Gallo started off incredibly strong. He scored 10 runs in his first game with 2 grand slams. Cole Hamels got the win easily for the Texas Gallos as they defeated the Astros 10-4. The next game was completed in a similar fashion, as Gallo has another grand slam and they clubbed in 12 runs, again defeating the Astros in a 12-1 slugfest. The following game was an interesting one as well, as the Gallos put up a very respectable 7 runs, but the returning World Series champions were able to notch 9 themselves. This went back and forth as I simulated every single game, and in the end, the Texas Gallos finished with a record of 17-18, just under .500. If you extrapolate this, the Texas Gallos would finish with a 79-83, having about 8 more wins than the Rangers are on pace to have this year. This means that as bad as Gallo’s .210 batting average seems, he is actually an exceedingly effective batter. And remember, this record is simulated with the Rangers’ rotation, that throughout their first 30 games had a whopping ERA of 5.7. If Gallo substituted every spot in the lineup on a team with a better rotation, it can be speculated that he would have an even better season and could possibly finish well over .500.
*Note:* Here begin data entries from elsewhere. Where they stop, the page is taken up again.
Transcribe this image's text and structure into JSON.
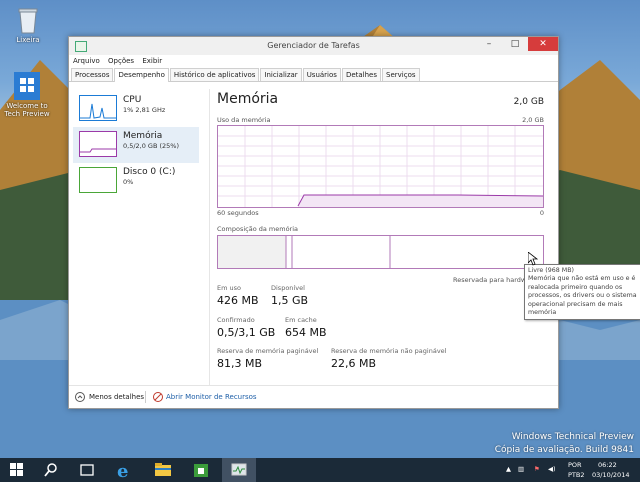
{
  "desktop": {
    "icons": [
      {
        "label": "Lixeira",
        "icon": "recycle-bin-icon"
      },
      {
        "label": "Welcome to Tech Preview",
        "icon": "windows-logo-icon"
      }
    ],
    "watermark_line1": "Windows Technical Preview",
    "watermark_line2": "Cópia de avaliação. Build 9841"
  },
  "window": {
    "title": "Gerenciador de Tarefas",
    "menu": [
      "Arquivo",
      "Opções",
      "Exibir"
    ],
    "tabs": [
      "Processos",
      "Desempenho",
      "Histórico de aplicativos",
      "Inicializar",
      "Usuários",
      "Detalhes",
      "Serviços"
    ],
    "active_tab": "Desempenho",
    "sidebar": [
      {
        "name": "CPU",
        "detail": "1% 2,81 GHz",
        "color": "#1b7bd6"
      },
      {
        "name": "Memória",
        "detail": "0,5/2,0 GB (25%)",
        "color": "#9b3aa8"
      },
      {
        "name": "Disco 0 (C:)",
        "detail": "0%",
        "color": "#4aa638"
      }
    ],
    "main": {
      "title": "Memória",
      "total": "2,0 GB",
      "usage_label": "Uso da memória",
      "usage_max": "2,0 GB",
      "time_left": "60 segundos",
      "time_right": "0",
      "composition_label": "Composição da memória",
      "reserved_label": "Reservada para hardw",
      "stats": {
        "in_use_label": "Em uso",
        "in_use": "426 MB",
        "available_label": "Disponível",
        "available": "1,5 GB",
        "committed_label": "Confirmado",
        "committed": "0,5/3,1 GB",
        "cached_label": "Em cache",
        "cached": "654 MB",
        "paged_label": "Reserva de memória paginável",
        "paged": "81,3 MB",
        "nonpaged_label": "Reserva de memória não paginável",
        "nonpaged": "22,6 MB"
      }
    },
    "tooltip": {
      "line1": "Livre (968 MB)",
      "line2": "Memória que não está em uso e é",
      "line3": "realocada primeiro quando os",
      "line4": "processos, os drivers ou o sistema",
      "line5": "operacional precisam de mais",
      "line6": "memória"
    },
    "footer": {
      "less_details": "Menos detalhes",
      "open_monitor": "Abrir Monitor de Recursos"
    }
  },
  "taskbar": {
    "lang1": "POR",
    "lang2": "PTB2",
    "time": "06:22",
    "date": "03/10/2014"
  },
  "colors": {
    "accent": "#9b3aa8",
    "taskbar": "#1b2a38",
    "close": "#d63c3c"
  }
}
While when I was simulating the games there were many instances that Gallo would get out or walk with the bases loaded, which didn’t produce many runs, he hit more than enough home runs to make up for it. This high octane offense was done purely with someone who could hit with power. His batting average was awful, and his OBP was nothing impressive either, however, Gallo turned into a very productive hitter because while he wasn’t always getting on base, he was constantly putting up a lot of total bases for his team.
Could this mean that baseball will go through another statistical reform where managers look for players who can take more than first? Was Joey Gallo just a fluke? Who knows, but time will tell if Joey Gallo’s strategy of just swinging for the fences every pitch will become a trend. After all, you can only shift players so far and unfortunately can’t put them in bleachers which is where Gallo is aiming. For now, we’ll just have to sit back and enjoy the fireworks.